Remove all code which is not connected to the application. This includes “preparing for the future” or “this might be useuful again” patterns (odds of correctly predicting what will be needed or not are slim).

Similarly, debugging functions belong in external libraries.

To name or not to name

Factor out and name functions when one of these conditions apply:

1. When the function are too long and clutter the idea of the surrounding context.
2. When you want to avoid repeating yourself.

Avoid:

1. Naming functions where the name is of similar length to the implementation.

   No:

   
   filter_larger_than_1 = gamla.filter(operator.lt(1))
   

2. Repeating the filename when only one target is exported.

   No:

   const f = () => true;
   
   export default f;
   

   (In f.js)

   Yes:

   export default () => true;
   

   (In f.js)

Correct use of currying

Non-unary functions are commonly used in compositions using currying. To make this experience as nice as possible, it is important that the argument order matches the expected calling sequence.

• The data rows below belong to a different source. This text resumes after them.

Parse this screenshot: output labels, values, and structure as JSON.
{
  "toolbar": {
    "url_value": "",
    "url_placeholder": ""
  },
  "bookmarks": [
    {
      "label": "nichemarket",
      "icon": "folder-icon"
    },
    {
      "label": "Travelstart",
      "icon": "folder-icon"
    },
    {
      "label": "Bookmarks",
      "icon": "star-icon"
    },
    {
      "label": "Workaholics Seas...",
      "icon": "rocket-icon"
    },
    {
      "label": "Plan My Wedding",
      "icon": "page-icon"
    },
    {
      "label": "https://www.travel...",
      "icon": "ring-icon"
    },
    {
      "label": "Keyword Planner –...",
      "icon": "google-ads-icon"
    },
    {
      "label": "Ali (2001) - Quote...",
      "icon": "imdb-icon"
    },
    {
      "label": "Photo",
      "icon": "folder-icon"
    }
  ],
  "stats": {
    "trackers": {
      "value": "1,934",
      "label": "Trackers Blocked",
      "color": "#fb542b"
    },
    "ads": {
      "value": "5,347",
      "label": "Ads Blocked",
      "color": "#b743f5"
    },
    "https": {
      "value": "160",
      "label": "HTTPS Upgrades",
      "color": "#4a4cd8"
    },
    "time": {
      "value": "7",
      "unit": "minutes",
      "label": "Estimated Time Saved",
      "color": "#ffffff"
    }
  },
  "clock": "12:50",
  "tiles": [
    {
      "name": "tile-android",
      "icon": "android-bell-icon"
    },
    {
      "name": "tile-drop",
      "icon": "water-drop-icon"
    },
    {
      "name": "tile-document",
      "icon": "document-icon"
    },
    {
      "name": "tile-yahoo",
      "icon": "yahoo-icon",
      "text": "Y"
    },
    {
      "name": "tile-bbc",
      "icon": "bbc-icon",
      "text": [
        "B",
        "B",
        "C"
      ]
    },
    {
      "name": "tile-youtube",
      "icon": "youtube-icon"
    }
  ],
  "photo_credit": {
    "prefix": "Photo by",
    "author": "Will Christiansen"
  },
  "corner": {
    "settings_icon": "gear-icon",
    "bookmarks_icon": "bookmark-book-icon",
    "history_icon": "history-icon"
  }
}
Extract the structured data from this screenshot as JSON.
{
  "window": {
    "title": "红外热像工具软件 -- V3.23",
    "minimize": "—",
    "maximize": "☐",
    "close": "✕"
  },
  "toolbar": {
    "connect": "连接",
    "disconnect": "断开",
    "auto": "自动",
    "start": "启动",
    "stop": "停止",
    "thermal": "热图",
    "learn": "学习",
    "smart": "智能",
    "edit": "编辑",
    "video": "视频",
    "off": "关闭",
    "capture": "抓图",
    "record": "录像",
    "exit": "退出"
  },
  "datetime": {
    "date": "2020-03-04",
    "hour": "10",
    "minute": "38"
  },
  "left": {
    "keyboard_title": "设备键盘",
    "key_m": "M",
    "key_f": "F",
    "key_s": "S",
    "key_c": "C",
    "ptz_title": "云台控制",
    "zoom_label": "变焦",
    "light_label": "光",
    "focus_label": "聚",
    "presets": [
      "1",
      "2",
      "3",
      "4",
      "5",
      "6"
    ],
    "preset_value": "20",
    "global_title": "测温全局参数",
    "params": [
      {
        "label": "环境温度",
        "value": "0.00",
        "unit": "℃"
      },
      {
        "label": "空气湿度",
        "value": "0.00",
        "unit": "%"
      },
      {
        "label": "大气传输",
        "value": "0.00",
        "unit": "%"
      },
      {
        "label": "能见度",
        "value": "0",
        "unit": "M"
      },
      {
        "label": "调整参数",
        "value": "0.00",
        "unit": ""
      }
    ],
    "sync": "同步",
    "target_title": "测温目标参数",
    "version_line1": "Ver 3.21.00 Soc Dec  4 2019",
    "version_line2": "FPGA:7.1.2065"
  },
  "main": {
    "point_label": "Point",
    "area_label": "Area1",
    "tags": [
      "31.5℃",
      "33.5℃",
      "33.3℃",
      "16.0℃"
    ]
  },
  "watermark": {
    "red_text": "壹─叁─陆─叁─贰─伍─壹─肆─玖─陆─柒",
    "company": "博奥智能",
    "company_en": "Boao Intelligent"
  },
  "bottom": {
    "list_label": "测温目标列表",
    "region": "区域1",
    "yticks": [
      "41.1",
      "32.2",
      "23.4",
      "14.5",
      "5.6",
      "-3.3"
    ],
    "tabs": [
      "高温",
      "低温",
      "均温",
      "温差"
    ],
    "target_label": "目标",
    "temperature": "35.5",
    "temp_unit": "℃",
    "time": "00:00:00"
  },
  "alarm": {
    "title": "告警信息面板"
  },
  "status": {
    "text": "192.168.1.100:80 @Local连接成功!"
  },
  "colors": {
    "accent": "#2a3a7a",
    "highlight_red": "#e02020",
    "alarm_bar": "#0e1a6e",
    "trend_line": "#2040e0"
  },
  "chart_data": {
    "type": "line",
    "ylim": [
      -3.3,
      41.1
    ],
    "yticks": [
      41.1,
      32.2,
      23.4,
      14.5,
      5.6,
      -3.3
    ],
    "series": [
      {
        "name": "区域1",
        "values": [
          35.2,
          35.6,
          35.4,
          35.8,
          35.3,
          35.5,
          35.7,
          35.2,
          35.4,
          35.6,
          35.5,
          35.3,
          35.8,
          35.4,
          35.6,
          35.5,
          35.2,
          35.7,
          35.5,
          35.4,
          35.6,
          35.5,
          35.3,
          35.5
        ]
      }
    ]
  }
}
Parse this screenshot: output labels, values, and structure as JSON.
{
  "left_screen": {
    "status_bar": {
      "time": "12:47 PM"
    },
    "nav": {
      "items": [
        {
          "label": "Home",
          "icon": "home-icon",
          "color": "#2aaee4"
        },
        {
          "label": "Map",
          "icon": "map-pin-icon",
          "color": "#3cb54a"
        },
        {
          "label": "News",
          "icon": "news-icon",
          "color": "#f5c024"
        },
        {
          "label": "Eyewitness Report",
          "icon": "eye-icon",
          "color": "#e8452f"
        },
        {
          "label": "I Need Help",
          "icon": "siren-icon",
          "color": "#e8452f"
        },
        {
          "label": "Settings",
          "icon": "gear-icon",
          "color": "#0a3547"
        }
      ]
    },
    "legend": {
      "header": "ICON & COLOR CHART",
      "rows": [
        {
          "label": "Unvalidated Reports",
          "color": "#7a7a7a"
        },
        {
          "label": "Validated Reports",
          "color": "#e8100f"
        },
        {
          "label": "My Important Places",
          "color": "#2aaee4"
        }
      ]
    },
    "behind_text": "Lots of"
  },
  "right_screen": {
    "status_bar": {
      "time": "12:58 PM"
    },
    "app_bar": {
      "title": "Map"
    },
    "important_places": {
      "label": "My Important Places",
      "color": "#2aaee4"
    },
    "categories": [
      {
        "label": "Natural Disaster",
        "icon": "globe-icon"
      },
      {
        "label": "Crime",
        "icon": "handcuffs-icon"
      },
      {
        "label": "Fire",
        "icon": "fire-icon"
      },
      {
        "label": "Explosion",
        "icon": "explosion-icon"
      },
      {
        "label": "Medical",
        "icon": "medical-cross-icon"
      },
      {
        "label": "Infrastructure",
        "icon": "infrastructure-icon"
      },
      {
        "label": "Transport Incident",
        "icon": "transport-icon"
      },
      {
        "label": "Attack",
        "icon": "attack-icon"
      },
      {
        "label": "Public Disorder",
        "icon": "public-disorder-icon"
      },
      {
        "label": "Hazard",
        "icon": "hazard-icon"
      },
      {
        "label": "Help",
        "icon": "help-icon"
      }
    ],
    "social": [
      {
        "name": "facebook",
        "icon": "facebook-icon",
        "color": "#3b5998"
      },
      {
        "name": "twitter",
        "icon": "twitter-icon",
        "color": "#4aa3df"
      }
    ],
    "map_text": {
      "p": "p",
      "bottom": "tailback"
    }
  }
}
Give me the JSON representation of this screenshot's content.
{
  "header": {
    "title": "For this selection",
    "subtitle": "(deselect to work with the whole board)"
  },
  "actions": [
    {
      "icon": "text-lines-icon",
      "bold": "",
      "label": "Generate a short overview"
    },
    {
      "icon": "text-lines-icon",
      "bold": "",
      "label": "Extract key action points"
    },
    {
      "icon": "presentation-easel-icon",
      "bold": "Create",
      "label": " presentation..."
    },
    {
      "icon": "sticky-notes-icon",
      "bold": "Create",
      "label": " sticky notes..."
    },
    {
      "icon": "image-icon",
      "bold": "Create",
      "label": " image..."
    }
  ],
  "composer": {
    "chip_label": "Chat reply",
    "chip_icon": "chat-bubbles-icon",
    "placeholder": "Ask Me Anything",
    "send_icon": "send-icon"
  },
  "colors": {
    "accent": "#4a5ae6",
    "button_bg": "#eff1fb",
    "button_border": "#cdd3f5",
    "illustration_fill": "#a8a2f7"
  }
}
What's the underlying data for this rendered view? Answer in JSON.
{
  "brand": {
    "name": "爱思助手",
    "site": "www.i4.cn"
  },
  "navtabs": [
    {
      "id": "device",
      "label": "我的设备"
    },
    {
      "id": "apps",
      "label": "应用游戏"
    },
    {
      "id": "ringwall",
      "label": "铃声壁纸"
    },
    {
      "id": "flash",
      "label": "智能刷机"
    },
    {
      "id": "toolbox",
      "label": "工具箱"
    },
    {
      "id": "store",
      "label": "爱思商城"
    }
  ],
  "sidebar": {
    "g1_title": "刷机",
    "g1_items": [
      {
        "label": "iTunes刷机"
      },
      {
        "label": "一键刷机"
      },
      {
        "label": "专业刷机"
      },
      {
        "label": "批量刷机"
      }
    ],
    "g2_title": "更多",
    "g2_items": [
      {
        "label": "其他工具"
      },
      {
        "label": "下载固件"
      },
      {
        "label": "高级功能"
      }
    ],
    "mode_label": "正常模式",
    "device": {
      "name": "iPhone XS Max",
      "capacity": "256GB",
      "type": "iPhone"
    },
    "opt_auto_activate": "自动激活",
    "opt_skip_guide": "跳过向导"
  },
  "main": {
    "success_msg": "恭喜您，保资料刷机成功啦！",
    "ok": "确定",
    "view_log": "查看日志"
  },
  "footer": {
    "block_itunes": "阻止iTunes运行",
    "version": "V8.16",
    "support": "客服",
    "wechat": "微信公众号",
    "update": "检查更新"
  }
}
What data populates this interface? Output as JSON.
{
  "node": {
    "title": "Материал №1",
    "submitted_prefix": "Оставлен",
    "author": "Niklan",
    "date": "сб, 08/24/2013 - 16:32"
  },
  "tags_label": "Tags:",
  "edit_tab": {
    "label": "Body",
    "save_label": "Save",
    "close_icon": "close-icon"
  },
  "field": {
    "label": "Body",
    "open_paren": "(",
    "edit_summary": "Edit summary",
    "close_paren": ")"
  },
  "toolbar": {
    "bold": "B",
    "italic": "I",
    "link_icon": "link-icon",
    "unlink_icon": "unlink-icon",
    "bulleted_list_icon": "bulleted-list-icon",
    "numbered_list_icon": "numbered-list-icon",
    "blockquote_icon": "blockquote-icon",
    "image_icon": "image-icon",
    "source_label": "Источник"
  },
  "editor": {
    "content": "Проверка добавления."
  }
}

When unsure about usage, a good rule of thumb is - the more fundamental to the function operation an argument is, the earlier it should be in the signature. This is why higher order functions like map and filter always have the function as their first parameter.

No:

@gamla.curry
def foo(x, y):
    ...


gamla.compose_left(foo(y=2), bar)

Yes:

@gamla.curry
def foo(y, x):  # Note the argument order has changed.
    ...


gamla.compose_left(foo(2), bar)

Avoid “utils”

Utils is a lazy naming convention, and becomes meaningless really fast, creating non trivial dependencies across the project. If something is really a util it belongs in gamla or any other open source lib, not in a normal repo.

Avoid redundant pipes

No:

gamla.pipe(x, f)

yes:

f(x)

However if f is an expression with brackets, then a pipe can make it nicer:

No:

expression_with_brackets(and_nesting)(x)

Yes:

gamla.pipe(
    x,
    expression_with_brackets(and_nesting),
)

Python specific stuff

• Use the black formatter without any configurations.
• Use the underscore convention to name things which are private to the module, _like_so.
• Unless you have a strict efficiency requirement, avoid the mutable data structures - set, list, etc’. Prefer their immutable alternatives - frozenset, tuple. In the case of dict there is no good alternative, so no other choice. This does not apply to unassigned values such as anonymous literals. E.g. it’s fine to do print([1,2,3]), or return a mutable datatype within a pipeline that does not expose it.
• Don’t use defaultdict - it encourages mutation patterns instead of creating a new dict.
• Take care to retain stability in ordered outputs, otherwise tests become flaky and replaying what happened becomes harder. If order has no meaning use frozenset.
• Use typing as much as you can, especially on APIs. It greatly helps readability and code safety. Avoid Optional and Union as they increase ambiguity.
• Note that Optional typing for a function argument does not imply it is a default variable. This is a common mistake. Optional[x] is equivalent to Union[None, x].
• A tuple of a repeating type X is written like so: Tuple[X, ...] (note the ..., this is different from other containers), while a typing for a tuple with one element would be Tuple[X].
• Always import the modules, not the inner names. e.g. don’t do: from my_module import MyClass, instead do: import my_module. There is one exception to this rule which is the typing module.
• Use asyncio rather than threads or processes, because of the GIL and other overheads. If you need multiprocessing, factor it out to a service.

Javascript specific stuff

• Use the prettier formatter without any configurations.
• Use const to declare new variables. Use let if you must. Never use var.
• In React, do not use the Component class, instead use functional components.
• Use only arrow functions, and aspire to have them body-less, i.e. instead of const f = x => {return x+1}; do const f = x => x+1; to get a better signal to noise ratio, especially when reading functional components.
• When possible prefer the export default to avoid causing a duplication between a filename and its contents.
• For safety, prefer keyworded args when a function is not unary. E.g. const f = ({arg1, arg2, arg3}) => {...} instead of const f = (arg1, arg2, arg3) => {...}.